Washington turned to aiding the very forces who attacked on 9/11 as a tool to contain Iran. The US aided Sunni extremists in Libya and Syria to try to overthrow Gaddafi and Assad. The US supported the opposition in Syria from the beginning and has spent $12 billion funding it just from 2014-2017. Now Iran is lawfully in Syria (and Iraq) to fight ISIS and Al Qaeda at the invitation of the Syrian government. In contrast, the US intervention in Syria is in violation of international law. Trump has announced the US will stay in Syria, not to fight ISIS, but to counter Iran, which has become a regional power due to US miscalculations in its interventions in the Middle East.
Present Day Threats against Iran
The US under both Obama and Trump has been arming and aiding Saudi Arabia in bombing and blockading Yemen (dependent on imports for 90% of its food), alleging the Houthis are “proxies for Iran,” and creating starvation and slaughter of Yemeni civilians. In Yemen, 22.2 million people need humanitarian assistance, 17.8 million are food insecure, and 8.4 million people are severely food insecure at risk of starvation.
The Iran nuclear deal, which Trump wants to scuttle, did not serve to significantly alleviate the economic problems the Iranian people faced. Sanctions on Iran have cost the country $160 billion since 2012, and Trump has increased these sanctions.
The 2017 protests in Iran were sparked by cuts to social benefits, a consequence of sanctions and US-Saudi engineered fall in oil prices. Washington spent over $1 million trying to convert the protests into a push for regime change, and another $20 million on Voice of America’s Persian Service seeking to turn Iranian¬ against the government.
This brutal anti-democratic US conduct against Iran is similar to what it has also inflicted on Greece, El Salvador, Argentina, Chile, Guatemala, Brazil, Dominican Republic, Indonesia, etc. – if the US did not resort to massive invasion, killing millions as in the Philippines, Korea, Vietnam, Iraq.
We can see the brutal present world the US has created when we compare what humanitarian Third World leaders it overthrew or sought to, compared to the US-backed leader: Arbenz and the Guatemalan dictators, Sukarno and Suharto, Lumumba and Mobutu, the Sandinistas and Somoza, Goulart and the Brazilian generals, Allende and Pinochet, Mandela and apartheid, Mossadegh and the Shah, Chavez and the Venezuelan putschists, Fidel and Batista, Aristide and the Haitian generals, Juan Bosch and Balaguer, and so on. These are great losses to creating a more humane world.
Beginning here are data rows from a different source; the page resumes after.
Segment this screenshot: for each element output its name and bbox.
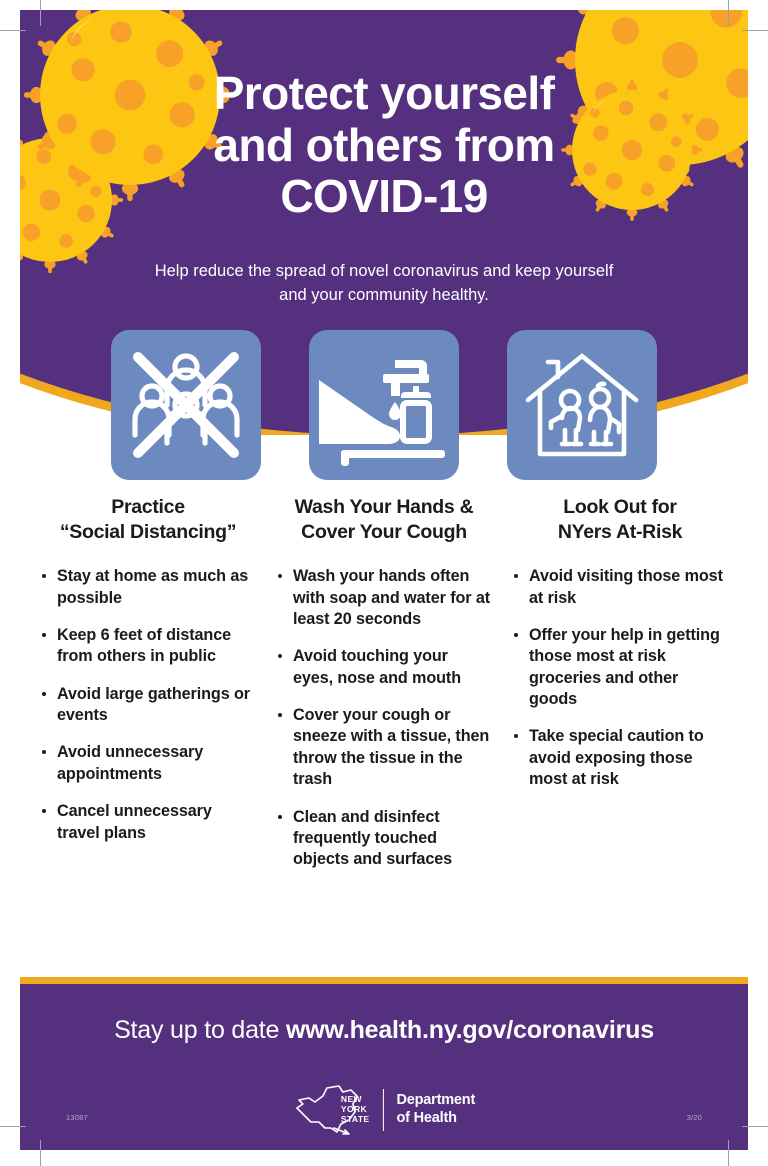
footer-prefix: Stay up to date [114,1016,279,1044]
column-title: Look Out for NYers At-Risk [512,495,728,544]
column-list: Stay at home as much as possible Keep 6 … [40,566,256,844]
logo-state-words: NEW YORK STATE [341,1095,370,1125]
no-crowd-icon [111,330,261,480]
new-york-state-outline-icon: NEW YORK STATE [293,1082,370,1138]
crop-mark-bottom-left-h [0,1126,26,1127]
column-wash-hands: Wash Your Hands & Cover Your Cough Wash … [276,495,492,887]
column-title: Wash Your Hands & Cover Your Cough [276,495,492,544]
list-item: Stay at home as much as possible [40,566,256,609]
column-social-distancing: Practice “Social Distancing” Stay at hom… [40,495,256,887]
logo-divider [383,1089,384,1131]
list-item: Avoid large gatherings or events [40,684,256,727]
advice-columns: Practice “Social Distancing” Stay at hom… [20,495,748,887]
column-title: Practice “Social Distancing” [40,495,256,544]
list-item: Clean and disinfect frequently touched o… [276,807,492,871]
list-item: Offer your help in getting those most at… [512,625,728,711]
column-at-risk: Look Out for NYers At-Risk Avoid visitin… [512,495,728,887]
list-item: Cover your cough or sneeze with a tissue… [276,705,492,791]
ny-doh-logo: NEW YORK STATE Department of Health [293,1082,475,1138]
elderly-at-home-icon [507,330,657,480]
crop-mark-bottom-right-h [742,1126,768,1127]
crop-mark-top-right-v [728,0,729,26]
list-item: Keep 6 feet of distance from others in p… [40,625,256,668]
logo-department-text: Department of Health [397,1092,476,1127]
page-subtitle: Help reduce the spread of novel coronavi… [144,259,624,308]
page-title: Protect yourself and others from COVID-1… [124,68,644,223]
poster-footer: Stay up to date www.health.ny.gov/corona… [20,977,748,1150]
list-item: Wash your hands often with soap and wate… [276,566,492,630]
publication-code: 13087 [66,1113,88,1122]
crop-mark-top-left-h [0,30,26,31]
poster: Protect yourself and others from COVID-1… [20,10,748,1150]
column-list: Avoid visiting those most at risk Offer … [512,566,728,790]
health-website-link[interactable]: www.health.ny.gov/coronavirus [286,1016,654,1044]
list-item: Avoid unnecessary appointments [40,742,256,785]
crop-mark-top-left-v [40,0,41,26]
crop-mark-bottom-left-v [40,1140,41,1166]
list-item: Avoid touching your eyes, nose and mouth [276,646,492,689]
list-item: Cancel unnecessary travel plans [40,801,256,844]
list-item: Take special caution to avoid exposing t… [512,726,728,790]
list-item: Avoid visiting those most at risk [512,566,728,609]
crop-mark-top-right-h [742,30,768,31]
icon-row [20,330,748,480]
footer-url-line: Stay up to date www.health.ny.gov/corona… [20,1016,748,1045]
column-list: Wash your hands often with soap and wate… [276,566,492,871]
handwashing-icon [309,330,459,480]
crop-mark-bottom-right-v [728,1140,729,1166]
revision-date-code: 3/20 [687,1113,702,1122]
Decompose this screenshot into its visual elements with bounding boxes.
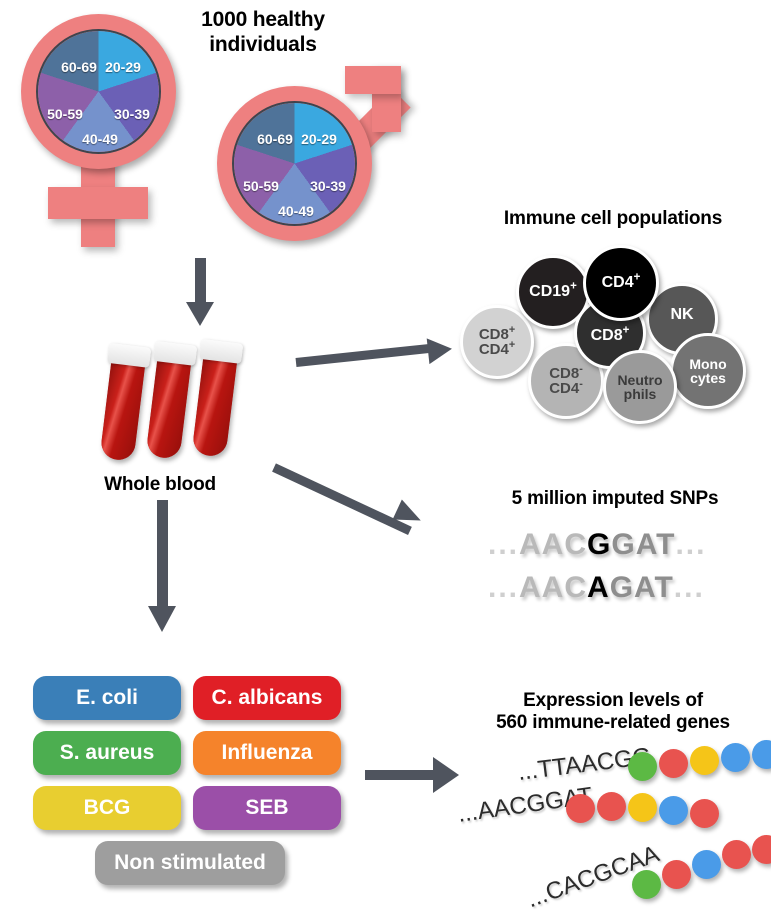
pie-label-40-49: 40-49 — [278, 203, 314, 219]
immune-cell-label: CD8+ CD4+ — [479, 327, 515, 358]
tube-body — [146, 348, 193, 459]
arrow-shaft — [365, 770, 435, 780]
tube-body — [100, 350, 147, 461]
arrow-head — [427, 336, 454, 364]
tube-blood-fill — [146, 348, 193, 459]
stimulus-influenza[interactable]: Influenza — [193, 731, 341, 775]
male-age-pie-chart: 20-29 30-39 40-49 50-59 60-69 — [232, 101, 357, 226]
expression-strands: ...TTAACGG ...AACGGAT ...CACGCAA — [440, 745, 771, 915]
arrow-shaft — [272, 463, 412, 535]
tube-body — [192, 346, 239, 457]
female-symbol-crossbar — [48, 187, 148, 219]
pie-label-30-39: 30-39 — [310, 178, 346, 194]
immune-cell-label: Neutro phils — [617, 373, 662, 402]
female-gender-symbol: 20-29 30-39 40-49 50-59 60-69 — [8, 12, 188, 247]
snp-right-bases: GAT — [610, 571, 674, 604]
expression-bead — [632, 870, 661, 899]
arrow-shaft — [296, 344, 434, 367]
snp-left-bases: AAC — [519, 528, 587, 561]
immune-cell-cd4: CD4+ — [583, 245, 659, 321]
arrow-down-cohort-to-blood — [182, 258, 222, 330]
expression-title-line2: 560 immune-related genes — [455, 712, 771, 734]
pie-label-50-59: 50-59 — [243, 178, 279, 194]
expression-bead — [659, 749, 688, 778]
immune-cell-label: CD8- CD4- — [549, 366, 583, 397]
gene-strand-2: ...AACGGAT — [458, 783, 758, 838]
immune-cell-cluster: CD8+ CD4+ CD19+ CD4+ NK CD8+ CD8- CD4- N… — [458, 245, 758, 420]
expression-bead — [722, 840, 751, 869]
male-gender-symbol: 20-29 30-39 40-49 50-59 60-69 — [212, 62, 422, 247]
expression-bead — [597, 792, 626, 821]
snp-variant-base: G — [587, 528, 611, 561]
cd8n-cd4n-line2: CD4- — [549, 380, 583, 397]
whole-blood-sample-group — [100, 340, 280, 470]
snp-right-bases: GAT — [611, 528, 675, 561]
blood-tube — [146, 348, 193, 459]
stimuli-panel: E. coli C. albicans S. aureus Influenza … — [33, 676, 353, 896]
arrow-shaft — [195, 258, 206, 306]
snp-prefix-dots: ... — [488, 528, 519, 561]
expression-bead — [690, 799, 719, 828]
female-age-pie-chart: 20-29 30-39 40-49 50-59 60-69 — [36, 29, 161, 154]
tube-blood-fill — [192, 346, 239, 457]
tube-blood-fill — [100, 350, 147, 461]
expression-bead — [752, 835, 771, 864]
snp-left-bases: AAC — [519, 571, 587, 604]
pie-label-50-59: 50-59 — [47, 106, 83, 122]
arrow-down-blood-to-stimuli — [143, 500, 183, 640]
pie-label-30-39: 30-39 — [114, 106, 150, 122]
expression-bead — [721, 743, 750, 772]
expression-bead — [692, 850, 721, 879]
pie-label-20-29: 20-29 — [301, 131, 337, 147]
stimulus-non-stimulated[interactable]: Non stimulated — [95, 841, 285, 885]
immune-cell-cd8p-cd4p: CD8+ CD4+ — [460, 305, 534, 379]
snp-allele-2: ...AACAGAT... — [488, 571, 705, 605]
stimulus-c-albicans[interactable]: C. albicans — [193, 676, 341, 720]
immune-cell-label: CD4+ — [602, 275, 641, 291]
blood-tube — [100, 350, 147, 461]
snp-suffix-dots: ... — [674, 571, 705, 604]
cohort-title-line1: 1000 healthy — [168, 8, 358, 33]
arrow-blood-to-immune-cells — [296, 330, 466, 380]
cohort-title: 1000 healthy individuals — [168, 8, 358, 58]
arrow-head — [148, 606, 176, 632]
stimulus-e-coli[interactable]: E. coli — [33, 676, 181, 720]
snp-prefix-dots: ... — [488, 571, 519, 604]
pie-label-60-69: 60-69 — [61, 59, 97, 75]
snp-variant-base: A — [587, 571, 610, 604]
arrow-shaft — [157, 500, 168, 610]
expression-title-line1: Expression levels of — [455, 690, 771, 712]
figure-canvas: 1000 healthy individuals 20-29 30-39 40-… — [0, 0, 771, 922]
expression-bead — [628, 793, 657, 822]
immune-cell-neutrophils: Neutro phils — [603, 350, 677, 424]
cd8p-cd4p-line2: CD4+ — [479, 341, 515, 358]
gene-strand-3: ...CACGCAA — [528, 835, 771, 915]
pie-label-40-49: 40-49 — [82, 131, 118, 147]
male-symbol-arrow-head-horizontal — [345, 66, 401, 94]
expression-title: Expression levels of 560 immune-related … — [455, 690, 771, 735]
blood-tube — [192, 346, 239, 457]
arrow-blood-to-snps — [272, 455, 462, 550]
immune-cell-label: Mono cytes — [689, 357, 726, 386]
expression-bead — [659, 796, 688, 825]
expression-bead — [690, 746, 719, 775]
immune-cell-monocytes: Mono cytes — [670, 333, 746, 409]
snp-sequence-block: ...AACGGAT... ...AACAGAT... — [488, 528, 748, 618]
arrow-head — [186, 302, 214, 326]
snp-allele-1: ...AACGGAT... — [488, 528, 706, 562]
expression-bead — [566, 794, 595, 823]
immune-cell-label: CD8+ — [591, 328, 630, 344]
expression-bead — [628, 752, 657, 781]
pie-label-60-69: 60-69 — [257, 131, 293, 147]
stimulus-seb[interactable]: SEB — [193, 786, 341, 830]
stimulus-s-aureus[interactable]: S. aureus — [33, 731, 181, 775]
snp-suffix-dots: ... — [675, 528, 706, 561]
mono-line2: cytes — [690, 370, 726, 386]
whole-blood-label: Whole blood — [80, 474, 240, 496]
stimulus-bcg[interactable]: BCG — [33, 786, 181, 830]
cohort-title-line2: individuals — [168, 33, 358, 58]
immune-cell-label: NK — [670, 307, 693, 323]
expression-bead — [662, 860, 691, 889]
neutro-line2: phils — [624, 386, 657, 402]
immune-cell-label: CD19+ — [529, 284, 577, 300]
snps-title: 5 million imputed SNPs — [465, 488, 765, 510]
expression-bead — [752, 740, 771, 769]
pie-label-20-29: 20-29 — [105, 59, 141, 75]
immune-cell-populations-title: Immune cell populations — [458, 208, 768, 230]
Now the US blames Iran and Russia for the problems confronting the Middle East, and the US government wants us to believe that regime change in Iran will help fix the problem. This ignores the fact that none of the other regime changes the United States has been involved in have done anything but make matters worse. Millions have been killed, modern countries destroyed, and the US national debt has skyrocketed.
The Plot to Attack Iran gives us a well-referenced summary to the US war against Iranian democracy and the complex situation in the Middle East.The US has been backing groups it is also at times fighting, groups that still engage in terrorist attacks against the US, France, and Britain.
Kovalik’s book is a useful resource for our anti-imperialist movement. We get a taste of what liberal-lefts will say and do as the US advances its regime change strategy in Iran by looking at how they responded to the US attack on Libya and on Syria. The Plot to Attack Iran will aid us when we confront the same expected capitulation by much of this “left” when the US pushes ahead with its war plans on Iran.